The German tax administrator spontaneously informed the Czech tax administrator of this fact, claiming that a permanent establishment of the German company may have been created in the Czech Republic. Based on the information received, the Czech tax authority initiated a tax audit of the Czech subsidiary to establish the merits of the information provided.

The above could serve as an example of how a tax audit in one country, which included an international element, could translate into a tax audit in the Czech Republic. Such implication should, therefore, be communicated upfront to any potentially affected Czech company in order to enable the company to prepare for potential proceedings before the Czech tax authorities.

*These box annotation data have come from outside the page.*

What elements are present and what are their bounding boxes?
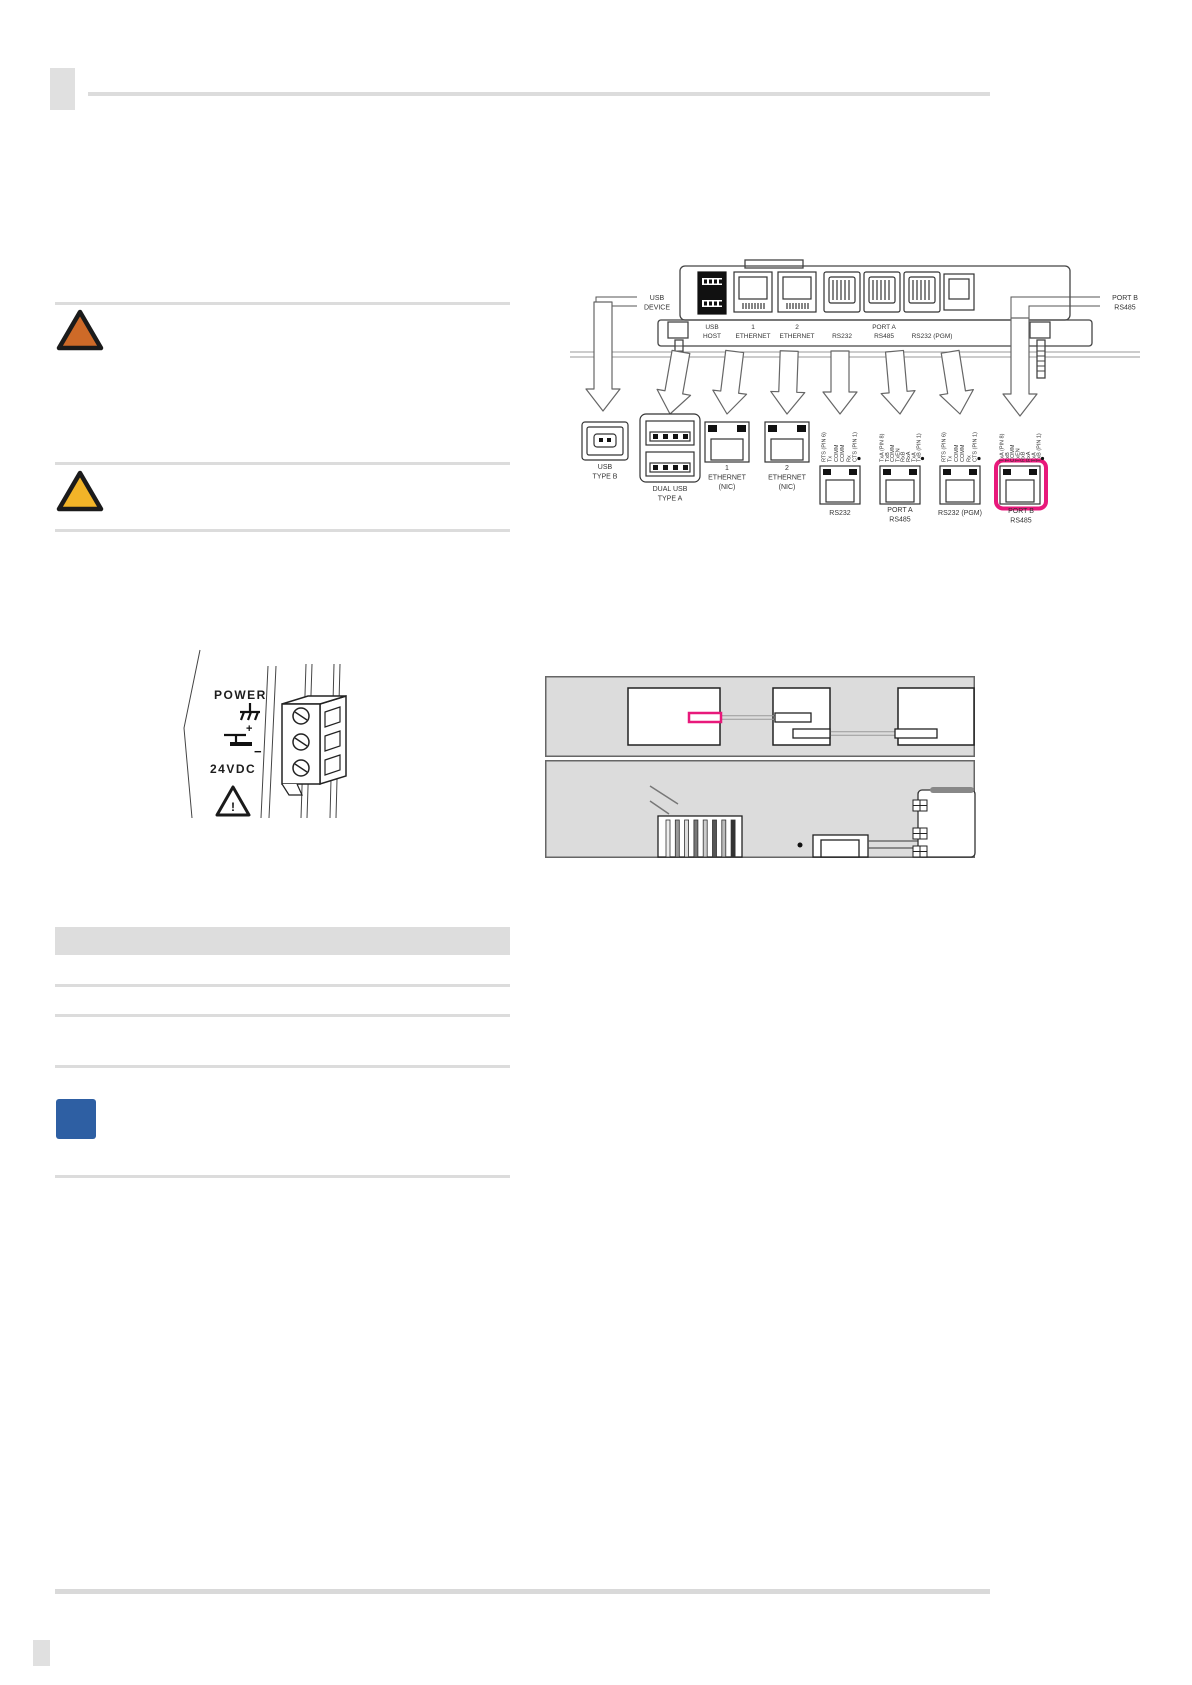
svg-text:Rx: Rx — [966, 455, 972, 462]
port-stub — [775, 713, 811, 722]
svg-text:RTS (PIN 6): RTS (PIN 6) — [822, 432, 828, 462]
ethernet2-nic-label: 2ETHERNET(NIC) — [768, 465, 806, 491]
pin-labels-rs232: RTS (PIN 6)TxCOMMCOMMRxCTS (PIN 1) — [822, 432, 859, 462]
svg-text:Rx: Rx — [846, 455, 852, 462]
rj45-plug — [658, 816, 742, 857]
pin1-dot — [857, 457, 860, 460]
usb-type-b-connector — [582, 422, 628, 460]
terminal-block — [282, 696, 346, 795]
power-connector-diagram: POWER + − 24VDC ! — [168, 608, 348, 820]
rs232-label: RS232 — [829, 510, 851, 517]
manual-page: POWER + − 24VDC ! — [0, 0, 1192, 1685]
section-rule-3 — [55, 529, 510, 532]
section-rule-1 — [55, 302, 510, 305]
note-icon-square — [56, 1099, 96, 1139]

Procedural Aspects of International Exchange of Information

In the course of a tax audit, the Czech tax authority challenged the deductibility of certain expenses of a Czech company relating to services purchased from a company based in the Republic of South Africa (the RSA). The tax audit was closed without any tax assessment. After several months, the Czech tax authority re-opened the tax audit. The basis for re-opening the tax audit was additional information obtained from the RSA tax administrator. Additional tax was assessed on the Czech company in the course of such re-opened tax audit.

The court upheld the approach of the tax authority and dismissed the objections of the Czech company, which argued that its tax duty was already conclusively examined during the original tax audit (res iudicata).

Generally speaking, the information obtained within the international exchange of information could form the basis for opening a tax audit in the Czech Republic, or (in an open case) would be treated as evidence available to the tax authority in determining the tax duties of a Czech taxpayer. The initiation of the exchange of information by making a request to the tax authority of another state also suspends the regular three-year time within which tax can generally be assessed in the Czech Republic.

Therefore, the dynamics of the international exchange of information should be taken into account in the local tax proceedings and while considering the lapse of time period opened for potential tax assessment. As follows from the decision of the court, even the information received by the Czech tax authority after a tax audit has been officially closed may be sufficient to re-examine the tax position of a taxpayer and potentially assess additional tax.

Failures in International Exchange of Information

Official stamps were stolen from a foreign tax administrator. These stamps were subsequently used to confirm due deliveries of goods (subject to excise tax) transported in the tax suspension arrangement regime from a bonded depot in another EU member state. The Czech tax administrator confirmed that the goods were actually delivered to the Czech Republic instead, and after several failed attempts to obtain cooperation from foreign tax authorities, assessed excise tax in the Czech Republic on the operator of the bonded depot.

The operator argued that such transport of goods was marred by clear fraud (of currently unknown persons), and that such fraud, including damages connected thereto, could have been prevented if the tax authorities involved had duly performed their obligations to inform the tax administrators and taxpayers in potentially affected countries about the loss of the stamps. The operator challenged the conclusions of the Czech tax administrator, and the case will be decided by the courts.

Considering the above case, it could be concluded that the taxpayers should not rely on the international exchange of information. The lack of cooperation and exchange of information did not prevent the Czech tax authority from issuing the tax assessment. However, as noted, the case is now to be considered by the courts.